For one, Cassie suffers from start to finish, trying to find some way to overcome the wound that will not leave her – the death and trauma of her friend Nina. This is no different from the Wagnerian opera wherein Tristan and Isolde constantly carry wounds with them – their love for one another and then a literal gaping wound in the case of Tristan that leads to his death. In both cases, the wounds are / were literal and metaphorical.

But we also get callbacks to the opera in other ways, including the film’s constant use of the drink motif. At the core of Wagner’s famed opera is a love potion that brings the lovers together, and allows them to open up about their feelings for one another; moreover, in the case of Isolde, the beverage allows her to let go of the hate she feels for Tristan at the start of the opera. When Brangäne reveals the love potion to King Marke, he is ready to forgive Tristan’s betrayal. So in a sense, the potion in “Tristan und Isolde” serves as a means of clarifying the mind and creating openness.
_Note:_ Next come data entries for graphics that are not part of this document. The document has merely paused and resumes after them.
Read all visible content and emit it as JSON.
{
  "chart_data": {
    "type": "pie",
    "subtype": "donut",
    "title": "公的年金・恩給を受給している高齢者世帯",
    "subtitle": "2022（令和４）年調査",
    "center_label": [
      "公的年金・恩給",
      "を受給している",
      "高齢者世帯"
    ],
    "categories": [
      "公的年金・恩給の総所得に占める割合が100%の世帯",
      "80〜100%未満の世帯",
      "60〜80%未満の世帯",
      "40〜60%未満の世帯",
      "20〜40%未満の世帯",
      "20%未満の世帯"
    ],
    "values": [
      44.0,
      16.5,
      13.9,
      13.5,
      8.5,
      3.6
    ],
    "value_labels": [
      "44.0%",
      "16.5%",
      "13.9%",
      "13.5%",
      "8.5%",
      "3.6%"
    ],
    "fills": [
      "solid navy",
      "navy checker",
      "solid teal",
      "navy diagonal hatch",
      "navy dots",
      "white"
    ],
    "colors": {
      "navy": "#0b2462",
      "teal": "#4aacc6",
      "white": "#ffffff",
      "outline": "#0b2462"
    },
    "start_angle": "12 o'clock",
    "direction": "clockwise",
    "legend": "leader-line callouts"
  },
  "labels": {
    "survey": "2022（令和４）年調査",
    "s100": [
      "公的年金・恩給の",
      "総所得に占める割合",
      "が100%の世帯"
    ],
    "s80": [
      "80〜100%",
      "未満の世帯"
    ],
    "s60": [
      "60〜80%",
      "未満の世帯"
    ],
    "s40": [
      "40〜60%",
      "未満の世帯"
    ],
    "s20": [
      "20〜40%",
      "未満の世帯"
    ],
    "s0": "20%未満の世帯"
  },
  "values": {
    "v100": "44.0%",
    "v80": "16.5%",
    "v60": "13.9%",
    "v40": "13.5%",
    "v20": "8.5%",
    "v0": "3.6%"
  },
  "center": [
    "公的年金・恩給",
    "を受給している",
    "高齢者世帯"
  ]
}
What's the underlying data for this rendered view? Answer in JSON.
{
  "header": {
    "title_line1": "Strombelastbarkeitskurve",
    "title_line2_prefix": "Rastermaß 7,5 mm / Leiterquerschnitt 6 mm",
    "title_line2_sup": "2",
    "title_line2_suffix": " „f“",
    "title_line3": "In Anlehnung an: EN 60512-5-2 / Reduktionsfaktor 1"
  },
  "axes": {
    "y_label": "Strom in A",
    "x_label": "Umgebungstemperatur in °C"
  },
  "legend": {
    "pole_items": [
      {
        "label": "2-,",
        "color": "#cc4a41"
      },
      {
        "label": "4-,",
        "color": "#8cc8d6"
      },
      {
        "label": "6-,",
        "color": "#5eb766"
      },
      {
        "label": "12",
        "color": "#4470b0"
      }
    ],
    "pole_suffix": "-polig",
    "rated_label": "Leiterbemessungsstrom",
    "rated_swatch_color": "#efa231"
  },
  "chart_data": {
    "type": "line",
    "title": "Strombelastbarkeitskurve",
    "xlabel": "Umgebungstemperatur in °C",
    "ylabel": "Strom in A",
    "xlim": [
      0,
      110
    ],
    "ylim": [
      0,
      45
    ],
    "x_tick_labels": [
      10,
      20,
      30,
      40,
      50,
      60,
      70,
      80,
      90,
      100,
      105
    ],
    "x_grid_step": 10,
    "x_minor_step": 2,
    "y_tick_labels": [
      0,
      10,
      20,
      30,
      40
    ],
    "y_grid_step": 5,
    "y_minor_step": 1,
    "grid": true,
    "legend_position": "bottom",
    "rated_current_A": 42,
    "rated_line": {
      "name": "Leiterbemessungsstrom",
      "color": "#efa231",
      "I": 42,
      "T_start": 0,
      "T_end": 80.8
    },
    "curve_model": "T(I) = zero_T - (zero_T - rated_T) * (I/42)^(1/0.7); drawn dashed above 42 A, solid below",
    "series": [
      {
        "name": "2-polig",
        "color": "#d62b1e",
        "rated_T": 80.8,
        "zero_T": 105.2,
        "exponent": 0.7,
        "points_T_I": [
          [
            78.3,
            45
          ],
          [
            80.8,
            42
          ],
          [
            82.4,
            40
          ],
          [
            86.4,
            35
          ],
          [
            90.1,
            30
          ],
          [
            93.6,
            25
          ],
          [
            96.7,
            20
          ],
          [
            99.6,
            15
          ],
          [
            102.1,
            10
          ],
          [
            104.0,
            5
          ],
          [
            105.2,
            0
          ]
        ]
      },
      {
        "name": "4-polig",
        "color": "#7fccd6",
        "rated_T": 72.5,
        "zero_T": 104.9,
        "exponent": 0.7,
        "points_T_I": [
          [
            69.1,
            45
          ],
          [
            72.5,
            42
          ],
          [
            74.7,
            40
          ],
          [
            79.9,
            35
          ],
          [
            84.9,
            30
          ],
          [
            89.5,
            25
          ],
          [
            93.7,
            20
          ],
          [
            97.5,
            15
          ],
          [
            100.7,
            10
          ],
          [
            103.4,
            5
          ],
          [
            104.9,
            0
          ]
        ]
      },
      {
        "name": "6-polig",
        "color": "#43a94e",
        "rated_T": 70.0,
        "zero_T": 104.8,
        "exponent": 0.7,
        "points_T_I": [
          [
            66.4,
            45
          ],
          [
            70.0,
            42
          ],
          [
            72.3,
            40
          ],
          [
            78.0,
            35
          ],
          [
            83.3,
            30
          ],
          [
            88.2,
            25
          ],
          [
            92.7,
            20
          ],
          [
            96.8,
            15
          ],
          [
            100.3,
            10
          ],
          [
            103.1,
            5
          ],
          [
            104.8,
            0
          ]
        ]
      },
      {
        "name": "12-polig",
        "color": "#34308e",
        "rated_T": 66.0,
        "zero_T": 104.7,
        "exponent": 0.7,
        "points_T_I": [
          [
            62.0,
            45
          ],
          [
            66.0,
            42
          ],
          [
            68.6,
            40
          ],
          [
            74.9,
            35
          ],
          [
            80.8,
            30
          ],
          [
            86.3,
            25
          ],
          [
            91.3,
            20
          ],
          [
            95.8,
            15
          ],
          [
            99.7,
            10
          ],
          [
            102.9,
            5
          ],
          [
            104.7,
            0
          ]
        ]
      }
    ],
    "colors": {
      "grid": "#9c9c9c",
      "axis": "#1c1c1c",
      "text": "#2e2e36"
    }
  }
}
“Promising Young Woman” is full of drinks, but instead of the “healing” and “clarifying” effect in “Tristan,” they actually cloud the senses and leave people vulnerable. At the start of the film, men comment on how a supposedly drunk Cassie is “asking for it.” It’s precisely this attitude and actions that lead to Nina’s rape by Al Monroe and his buddies. Cassie then reverses the trend by spiking quite a few drinks to get back at the traitors. In this light, drinks symbolize deceitfulness and danger and nowhere is this more emblematic than in the most unexpected of moments – Ryan and Cassie’s first meeting at the coffee shop where Cassie works. Out of spite and as part of a joke, she spits in Ryan’s coffee cup. Ryan drinks it up, a vomit-inducing act that is meant to “endear us” to him, before he is later revealed to be as deceitful and disgusting as that opening action.
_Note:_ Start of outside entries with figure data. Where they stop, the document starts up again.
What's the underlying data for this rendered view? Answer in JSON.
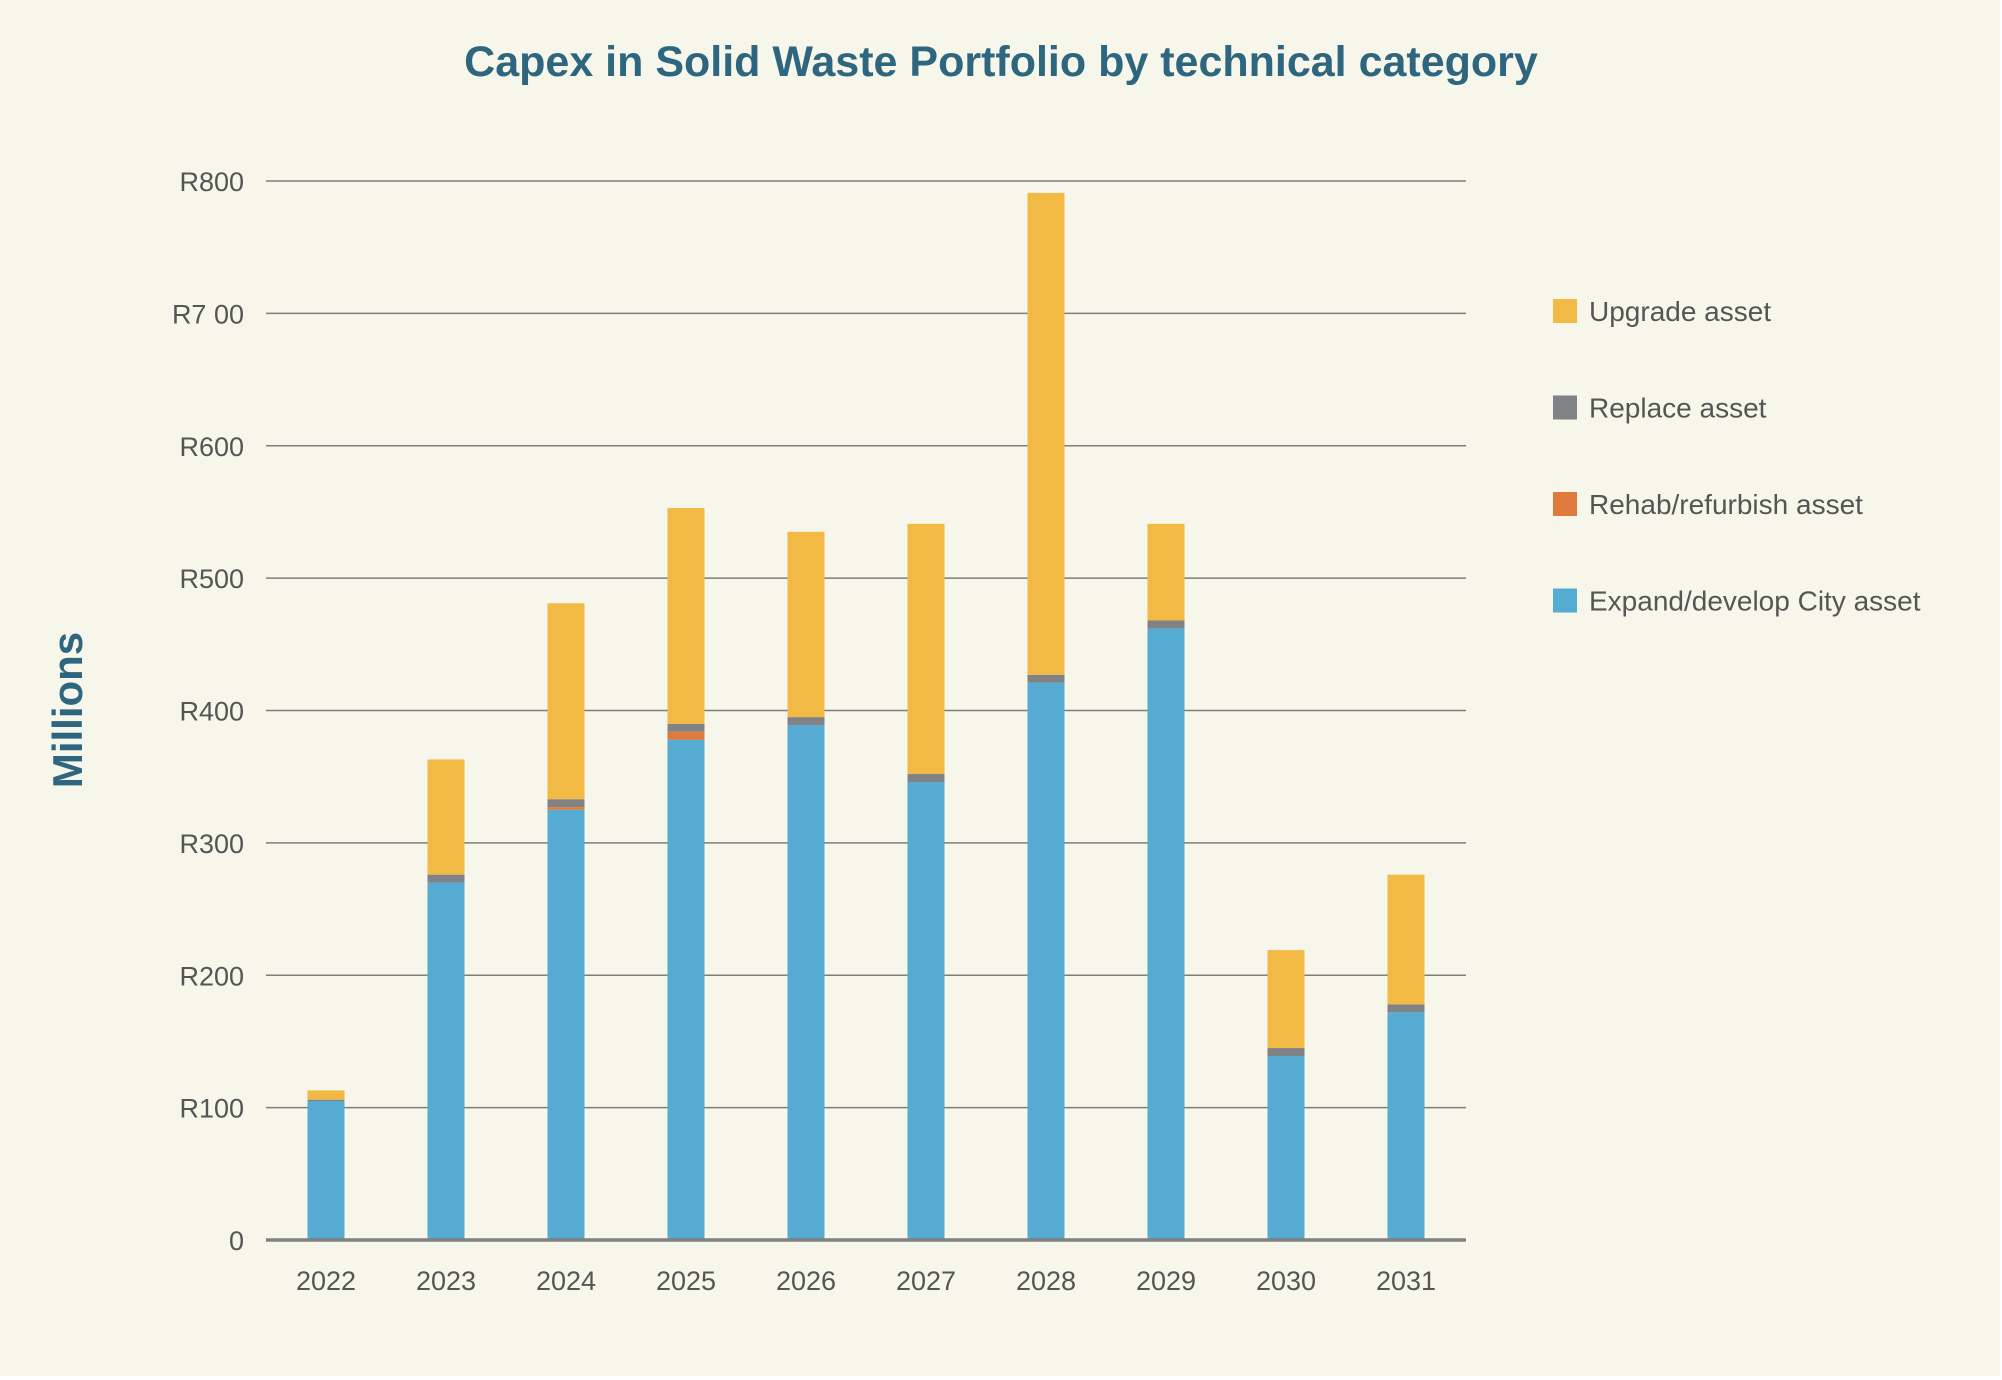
{
  "chart_data": {
    "type": "bar",
    "stacked": true,
    "title": "Capex in Solid Waste Portfolio by technical category",
    "ylabel": "Millions",
    "xlabel": "",
    "ylim": [
      0,
      800
    ],
    "y_ticks": [
      {
        "value": 0,
        "label": "0"
      },
      {
        "value": 100,
        "label": "R100"
      },
      {
        "value": 200,
        "label": "R200"
      },
      {
        "value": 300,
        "label": "R300"
      },
      {
        "value": 400,
        "label": "R400"
      },
      {
        "value": 500,
        "label": "R500"
      },
      {
        "value": 600,
        "label": "R600"
      },
      {
        "value": 700,
        "label": "R7 00"
      },
      {
        "value": 800,
        "label": "R800"
      }
    ],
    "grid": true,
    "legend_position": "right",
    "categories": [
      "2022",
      "2023",
      "2024",
      "2025",
      "2026",
      "2027",
      "2028",
      "2029",
      "2030",
      "2031"
    ],
    "series": [
      {
        "name": "Expand/develop City asset",
        "color": "#56abd3",
        "values": [
          105,
          270,
          325,
          378,
          389,
          346,
          421,
          462,
          139,
          172
        ]
      },
      {
        "name": "Rehab/refurbish asset",
        "color": "#e07a3c",
        "values": [
          0,
          0,
          2,
          6,
          0,
          0,
          0,
          0,
          0,
          0
        ]
      },
      {
        "name": "Replace asset",
        "color": "#808285",
        "values": [
          1,
          6,
          6,
          6,
          6,
          6,
          6,
          6,
          6,
          6
        ]
      },
      {
        "name": "Upgrade asset",
        "color": "#f2b944",
        "values": [
          7,
          87,
          148,
          163,
          140,
          189,
          364,
          73,
          74,
          98
        ]
      }
    ]
  }
}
Like in “Tristan,” there is also an emphasis on true friendship and the deceit of “supposed friends.” Wagner’s opera focuses primarily on the opposition between Melot (a traitor who is supposed to be Tristan’s best friend) and Kurwenal (who stands beside him to the death). There is also Brangäne, who remains with Isolde throughout the opera. In the case of “Promising Young Woman,” we see Cassie living out Nina’s pain in her own life and the direct opposition from Madison, who could care less and deserted her friend in the moment of need. Ryan’s revealed betrayal and Al’s best friend running off on him also prove to be “Melots” in this film.

But what of the ending which is arguably Fennell’s greatest alignment and comment on the opera? When Al ultimately kills Cassie at her moment of triumph, the film suggests the traditional Aristotelean tragedy in which its central heroine’s need for revenge ultimately leads to her death and a loss of hope for any righting of wrongs.

That’s where the “Liebestod” and its foreshadowing comes in. For in Wagner’s opera, the two lovers could never find fulfillment in daily life, where the structures of the world around them would always hinder their ability to be together. They can only find that fulfillment of their love in death. And as portrayed in the opera, Isolde, in a moment of pure bliss, is both part of the real world and beyond it.

So, it is rather fitting that as Al Monroe and the entire patriarchal establishment is ready to celebrate its victory after throwing aside another woman that posed a threat to its way of life, Cassie “returns from the dead” one last time.

Except, this time, she’s not alone. As the cops arrest Al and end the festivities, Ryan receives a series of scheduled texts from Cassie AND Nina. Like Isolde, she’s still there with them in spirit, but she’s also beyond them all, reunited with Nina so that they can heal together.